Nelson Codlin
type: Cooking, Dessert
synonyms: Backhouse’s Nelson, Nelson, Nelson’s Codlin
identification: Large size, conical, sometimes oblong shape. The skin is yellow; greenish with russet lenticels on the shaded face but rich yellow with large russet lenticel with a halo of red around them on the sun exposed face. The stalk is short and set in a deep cavity.
characteristics: The flesh is yellowish, tender, juicy and sweet. Keeps two to three months in cold storage.

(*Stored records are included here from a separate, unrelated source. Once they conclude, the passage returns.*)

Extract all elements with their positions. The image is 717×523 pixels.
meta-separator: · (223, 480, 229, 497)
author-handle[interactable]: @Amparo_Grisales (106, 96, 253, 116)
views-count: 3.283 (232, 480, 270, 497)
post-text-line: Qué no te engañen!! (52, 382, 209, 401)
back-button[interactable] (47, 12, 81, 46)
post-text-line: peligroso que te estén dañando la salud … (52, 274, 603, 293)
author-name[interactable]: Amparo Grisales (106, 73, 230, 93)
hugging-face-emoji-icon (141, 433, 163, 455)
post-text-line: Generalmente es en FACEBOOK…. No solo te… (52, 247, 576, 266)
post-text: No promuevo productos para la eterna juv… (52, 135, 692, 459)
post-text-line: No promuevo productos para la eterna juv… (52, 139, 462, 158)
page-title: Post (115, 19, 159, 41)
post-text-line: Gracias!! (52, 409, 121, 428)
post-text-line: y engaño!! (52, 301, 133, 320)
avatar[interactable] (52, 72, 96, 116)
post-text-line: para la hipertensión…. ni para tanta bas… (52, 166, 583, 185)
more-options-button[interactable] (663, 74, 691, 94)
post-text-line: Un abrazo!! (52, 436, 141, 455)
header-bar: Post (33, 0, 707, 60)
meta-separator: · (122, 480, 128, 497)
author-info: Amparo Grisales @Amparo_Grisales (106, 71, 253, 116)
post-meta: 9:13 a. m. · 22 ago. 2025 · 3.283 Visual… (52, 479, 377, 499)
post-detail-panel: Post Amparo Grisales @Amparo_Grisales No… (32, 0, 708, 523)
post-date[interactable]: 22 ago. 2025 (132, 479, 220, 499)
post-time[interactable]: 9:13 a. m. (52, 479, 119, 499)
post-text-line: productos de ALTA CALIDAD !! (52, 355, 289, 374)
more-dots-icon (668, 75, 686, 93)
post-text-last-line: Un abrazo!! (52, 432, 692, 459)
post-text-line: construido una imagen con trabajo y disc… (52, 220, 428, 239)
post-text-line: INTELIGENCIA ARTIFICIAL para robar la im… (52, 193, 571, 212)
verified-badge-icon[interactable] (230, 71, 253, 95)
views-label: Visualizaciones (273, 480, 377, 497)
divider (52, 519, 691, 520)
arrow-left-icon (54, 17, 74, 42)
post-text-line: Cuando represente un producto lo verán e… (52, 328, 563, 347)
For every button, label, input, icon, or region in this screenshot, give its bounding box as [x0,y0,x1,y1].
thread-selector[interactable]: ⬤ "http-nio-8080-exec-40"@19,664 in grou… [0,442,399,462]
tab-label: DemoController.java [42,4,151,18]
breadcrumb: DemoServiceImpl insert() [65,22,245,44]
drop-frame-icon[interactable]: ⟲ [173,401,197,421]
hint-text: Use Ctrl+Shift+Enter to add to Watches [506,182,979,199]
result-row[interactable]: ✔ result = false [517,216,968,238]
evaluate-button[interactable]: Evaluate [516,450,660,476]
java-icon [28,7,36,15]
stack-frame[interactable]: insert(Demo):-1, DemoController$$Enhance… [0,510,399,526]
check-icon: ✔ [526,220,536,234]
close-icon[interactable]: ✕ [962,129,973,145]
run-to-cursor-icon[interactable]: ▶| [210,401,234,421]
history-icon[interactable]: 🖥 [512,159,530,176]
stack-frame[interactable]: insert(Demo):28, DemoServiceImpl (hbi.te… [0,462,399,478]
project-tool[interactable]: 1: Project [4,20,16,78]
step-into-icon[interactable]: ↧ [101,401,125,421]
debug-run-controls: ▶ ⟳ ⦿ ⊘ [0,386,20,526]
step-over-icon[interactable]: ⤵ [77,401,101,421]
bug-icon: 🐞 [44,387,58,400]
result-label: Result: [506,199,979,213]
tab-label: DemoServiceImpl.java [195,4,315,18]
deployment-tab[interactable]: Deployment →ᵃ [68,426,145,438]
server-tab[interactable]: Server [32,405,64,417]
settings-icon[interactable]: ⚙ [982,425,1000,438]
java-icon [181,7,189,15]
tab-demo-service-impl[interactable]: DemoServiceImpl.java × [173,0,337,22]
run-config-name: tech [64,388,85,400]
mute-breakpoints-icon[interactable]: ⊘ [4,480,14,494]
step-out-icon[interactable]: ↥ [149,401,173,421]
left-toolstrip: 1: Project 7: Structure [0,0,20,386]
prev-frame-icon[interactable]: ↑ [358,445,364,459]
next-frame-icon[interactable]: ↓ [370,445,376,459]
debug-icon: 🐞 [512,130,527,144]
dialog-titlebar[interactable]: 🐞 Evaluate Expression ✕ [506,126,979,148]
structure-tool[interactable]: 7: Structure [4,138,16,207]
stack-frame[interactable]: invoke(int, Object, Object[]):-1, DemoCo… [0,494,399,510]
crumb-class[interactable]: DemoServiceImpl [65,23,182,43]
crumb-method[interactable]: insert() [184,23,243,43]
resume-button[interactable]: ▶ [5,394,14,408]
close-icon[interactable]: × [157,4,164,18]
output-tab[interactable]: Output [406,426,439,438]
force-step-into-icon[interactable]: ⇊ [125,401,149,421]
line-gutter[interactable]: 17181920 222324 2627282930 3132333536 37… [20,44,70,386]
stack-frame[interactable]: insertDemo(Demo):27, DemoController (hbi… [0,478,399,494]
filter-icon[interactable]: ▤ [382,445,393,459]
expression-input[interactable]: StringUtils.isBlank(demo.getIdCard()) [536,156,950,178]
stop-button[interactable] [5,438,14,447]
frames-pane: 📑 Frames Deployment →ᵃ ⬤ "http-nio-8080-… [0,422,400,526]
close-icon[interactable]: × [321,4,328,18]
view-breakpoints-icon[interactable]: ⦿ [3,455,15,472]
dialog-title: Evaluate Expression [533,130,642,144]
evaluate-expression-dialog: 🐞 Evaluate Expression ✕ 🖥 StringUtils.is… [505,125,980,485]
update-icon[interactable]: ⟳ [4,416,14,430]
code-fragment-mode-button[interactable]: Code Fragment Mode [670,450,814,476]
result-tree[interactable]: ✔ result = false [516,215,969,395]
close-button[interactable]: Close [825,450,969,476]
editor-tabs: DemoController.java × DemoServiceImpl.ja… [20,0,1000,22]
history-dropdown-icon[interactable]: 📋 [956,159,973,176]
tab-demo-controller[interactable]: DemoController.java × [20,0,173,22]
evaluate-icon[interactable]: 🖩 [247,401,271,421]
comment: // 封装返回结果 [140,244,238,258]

uses: Highly prized as both a cooking and dessert apple in Victorian England
origins: HOGG: This was first brought into notice by John Nelson, a noted WesIeyan preacher in the early days of Wesleyanism, who during his journeys, while engaged in the work of evangelisation in Yorkshire, used to distribute graf among his friends; from this circumstance it became known as the Nelson Apple. Mr. Hugh Ronalds, who received the sort from Mr. Backhouse, of York, published it in the Pyrus Mains Brentfordiensis as Backhouse’s Lord Nelson, a name which the late Mr. James Backhouse disclaimed, and, as he informed me, he preferred so excellent an apple should be a memorial of a equally excellent man.
cultivation: Vigorous. Abundant crops.